Nell’uso odierno italiano, si chiama “toast” una sorta di sandwich, nato alla fine degli anni quaranta, fatto in genere tostando in una speciale griglia due fette di pancarrè imbottite di prosciutto cotto e formaggio. Il termine “toast” si è però diffuso in tutto il mondo nel senso di “bere alla salute di”. Deriva dal francese antico “tostée”, e si riferisce all’usanza medioevale di mettere una fetta di pane arrostito su una coppa di vino aromatizzato: la coppa veniva fatta circolare fra i presenti, ma la fetta di pane spettava di diritto al festeggiato che beveva per ultimo.
Un toast celebre è quello con protagonista la bellissima Anna Bolena. Nel “Grande dizionario di cucina” di Dumas si trova infatti riportato che, mentre la Bolena faceva il bagno circondata da numerosi corteggiatori, questi gentiluomini per farle la corte presero ciascuno un bicchiere, lo attinsero nella sua vasca d’acqua, e ne bevvero il contenuto. Uno solo si astenne dal seguire quest’esempio, e quando gli fu domandato perché non facesse come gli altri, quello rispose: “E’ perché mi riservo il toast”.

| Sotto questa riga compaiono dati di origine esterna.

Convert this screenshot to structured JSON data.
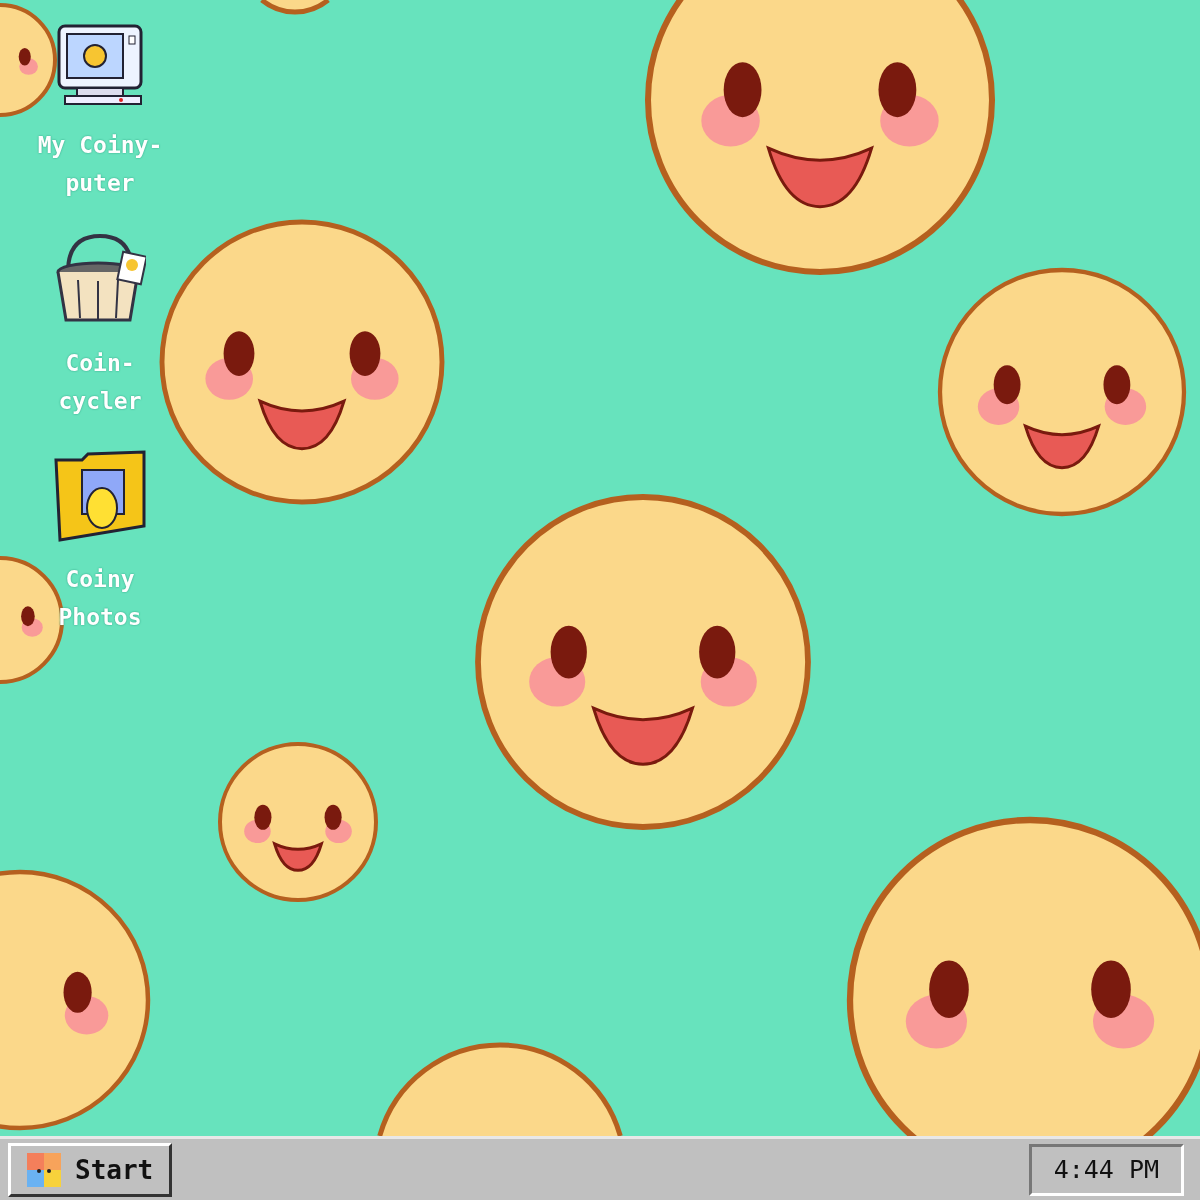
{
  "desktop": {
    "icons": [
      {
        "kind": "computer",
        "label": "My Coiny-puter"
      },
      {
        "kind": "bin",
        "label": "Coin-cycler"
      },
      {
        "kind": "folder",
        "label": "Coiny Photos"
      }
    ]
  },
  "taskbar": {
    "start_button": {
      "label": "Start"
    },
    "clock": "4:44 PM"
  }
}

"Toster" è il nome che presero i primi marchingegni elettrici per scaldare il pane. Prima della loro invenzione avvenuta nel 1800, il pane veniva scaldato su una padella posta sopra a un fuoco. Nel 1893 l’inventore scozzese Alan MacMasters brevettò il primo tostapane elettrico, senza ottenere il successo sperato anche perché l’elettricità non era ancora molto diffusa. Fu l’americano Charles Strite nel 1919 a migliorare l’idea di MacMasters: creò il primo tostapane pop-up con un timer che permetteva di scaldare il pane solo per il tempo desiderato, senza rischiare di farlo bruciare. Nello stesso periodo prendeva piede negli Stati Uniti la diffusione del pane in cassetta, da sempre il più usato per preparare i toast.